When I became a mum, I knew, I KNEW that meant a commitment to another person's welfare for many, many years. I knew it meant sacrificing some of the things I enjoyed during non-parenthood. I knew it meant an investment of time unlike any other I'd made before. And I made the choice to have a baby knowing that. But until I held Dear Boy, until I lived through those first few days, weeks, months, his first year and beyond, I didn't KNOW just what that felt like.
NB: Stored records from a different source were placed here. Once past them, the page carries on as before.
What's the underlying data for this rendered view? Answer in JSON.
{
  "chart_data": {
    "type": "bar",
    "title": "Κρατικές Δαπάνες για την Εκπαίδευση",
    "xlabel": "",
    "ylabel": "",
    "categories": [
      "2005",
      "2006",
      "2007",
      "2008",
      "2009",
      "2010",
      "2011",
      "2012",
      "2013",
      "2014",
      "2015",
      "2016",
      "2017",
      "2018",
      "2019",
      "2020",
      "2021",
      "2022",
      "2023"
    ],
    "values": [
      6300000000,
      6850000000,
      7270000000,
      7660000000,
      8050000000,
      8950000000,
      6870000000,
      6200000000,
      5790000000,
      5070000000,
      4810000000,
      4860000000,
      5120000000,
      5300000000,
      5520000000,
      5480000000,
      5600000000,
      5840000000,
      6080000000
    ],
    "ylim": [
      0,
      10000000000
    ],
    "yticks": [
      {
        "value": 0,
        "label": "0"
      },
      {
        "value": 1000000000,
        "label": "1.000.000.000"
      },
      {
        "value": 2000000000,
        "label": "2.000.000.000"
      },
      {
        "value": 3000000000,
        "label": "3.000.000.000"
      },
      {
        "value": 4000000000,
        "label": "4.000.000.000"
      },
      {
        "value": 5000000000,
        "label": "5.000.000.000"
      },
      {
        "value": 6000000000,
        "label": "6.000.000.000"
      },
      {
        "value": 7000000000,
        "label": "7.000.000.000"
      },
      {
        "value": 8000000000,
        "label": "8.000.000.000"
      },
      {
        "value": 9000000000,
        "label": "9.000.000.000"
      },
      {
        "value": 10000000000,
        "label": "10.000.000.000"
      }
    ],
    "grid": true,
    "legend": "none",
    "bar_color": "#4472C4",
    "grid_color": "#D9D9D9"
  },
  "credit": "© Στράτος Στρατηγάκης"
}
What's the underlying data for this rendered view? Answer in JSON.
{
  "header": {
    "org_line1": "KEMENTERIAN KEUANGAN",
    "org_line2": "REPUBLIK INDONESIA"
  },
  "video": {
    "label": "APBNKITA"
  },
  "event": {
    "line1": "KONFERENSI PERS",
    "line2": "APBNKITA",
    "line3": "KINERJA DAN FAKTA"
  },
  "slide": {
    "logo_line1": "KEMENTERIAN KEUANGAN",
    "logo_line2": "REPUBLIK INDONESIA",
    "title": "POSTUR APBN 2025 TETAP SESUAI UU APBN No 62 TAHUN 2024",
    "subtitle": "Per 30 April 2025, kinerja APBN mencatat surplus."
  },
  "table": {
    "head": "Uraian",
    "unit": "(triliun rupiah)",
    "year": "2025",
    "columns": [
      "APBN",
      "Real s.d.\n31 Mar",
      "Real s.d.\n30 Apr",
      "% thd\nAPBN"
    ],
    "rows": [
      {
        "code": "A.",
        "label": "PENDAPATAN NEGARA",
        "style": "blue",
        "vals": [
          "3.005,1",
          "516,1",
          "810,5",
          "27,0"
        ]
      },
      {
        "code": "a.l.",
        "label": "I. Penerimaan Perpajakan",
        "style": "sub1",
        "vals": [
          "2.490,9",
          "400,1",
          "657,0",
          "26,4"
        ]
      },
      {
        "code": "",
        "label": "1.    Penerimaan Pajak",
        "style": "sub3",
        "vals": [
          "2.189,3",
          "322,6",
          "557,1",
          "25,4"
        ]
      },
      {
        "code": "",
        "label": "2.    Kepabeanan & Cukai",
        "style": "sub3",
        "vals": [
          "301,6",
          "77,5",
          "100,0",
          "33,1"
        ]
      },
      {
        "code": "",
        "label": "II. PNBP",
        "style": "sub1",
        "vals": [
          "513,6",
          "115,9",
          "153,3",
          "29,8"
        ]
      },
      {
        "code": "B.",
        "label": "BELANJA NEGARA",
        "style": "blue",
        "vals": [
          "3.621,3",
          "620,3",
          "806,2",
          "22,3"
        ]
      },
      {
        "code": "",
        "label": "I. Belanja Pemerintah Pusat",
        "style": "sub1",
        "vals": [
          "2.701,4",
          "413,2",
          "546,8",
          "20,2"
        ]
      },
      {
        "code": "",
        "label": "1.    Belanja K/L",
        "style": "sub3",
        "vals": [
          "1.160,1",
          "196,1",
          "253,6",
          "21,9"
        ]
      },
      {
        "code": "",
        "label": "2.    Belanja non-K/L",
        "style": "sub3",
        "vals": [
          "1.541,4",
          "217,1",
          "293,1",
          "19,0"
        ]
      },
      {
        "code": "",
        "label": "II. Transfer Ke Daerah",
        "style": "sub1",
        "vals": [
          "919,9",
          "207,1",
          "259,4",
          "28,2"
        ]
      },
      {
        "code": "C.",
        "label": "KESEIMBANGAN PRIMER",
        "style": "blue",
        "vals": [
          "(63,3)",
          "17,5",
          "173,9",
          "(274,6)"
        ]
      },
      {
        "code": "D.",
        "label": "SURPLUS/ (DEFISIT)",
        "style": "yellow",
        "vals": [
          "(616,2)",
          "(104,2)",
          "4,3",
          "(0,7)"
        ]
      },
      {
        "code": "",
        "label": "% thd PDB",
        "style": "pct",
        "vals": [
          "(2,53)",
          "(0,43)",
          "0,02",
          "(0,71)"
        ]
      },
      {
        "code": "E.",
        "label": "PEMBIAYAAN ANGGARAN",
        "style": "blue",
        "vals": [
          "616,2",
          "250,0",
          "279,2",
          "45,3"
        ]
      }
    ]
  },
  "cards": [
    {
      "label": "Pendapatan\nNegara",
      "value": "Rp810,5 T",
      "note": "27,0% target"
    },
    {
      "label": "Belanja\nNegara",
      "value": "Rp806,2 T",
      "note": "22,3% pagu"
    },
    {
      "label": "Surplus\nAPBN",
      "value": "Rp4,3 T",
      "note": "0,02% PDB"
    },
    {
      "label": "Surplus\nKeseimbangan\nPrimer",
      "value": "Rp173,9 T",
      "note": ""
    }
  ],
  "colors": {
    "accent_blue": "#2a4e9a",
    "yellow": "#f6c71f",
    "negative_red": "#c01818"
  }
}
Today's writing prompt is about something I miss, and, well, I miss leisure time. More specifically, I miss the long, slow unadulterated periods of time that I used to use to recharge my batteries. The uninterrupted hours I could spend reading, wandering, visiting, watching, listening, laying down, walking around, running, driving, being out in the night, being alone, being with other people. I miss that. A lot.
I still have leisure time. I still manage to read and finish books. I walk and sometimes run with my boy. I write here and read a lot of blogs. I craft. I very, very occasionally get to leave the house without Dear Boy. I enjoy all of those things. But the short bursts don't seem to offer the same charge capacity, like topping up a phone battery with a few minutes on the charger here and there, or only putting a few dollars worth of petrol into the tank at a time. It helps. It makes me keep going, but it's not going to get me very far.
I need to find a new way to recharge, to be filled to the brim. I need that to be the mum my boy deserves. Where are the renewable energy sources for parents?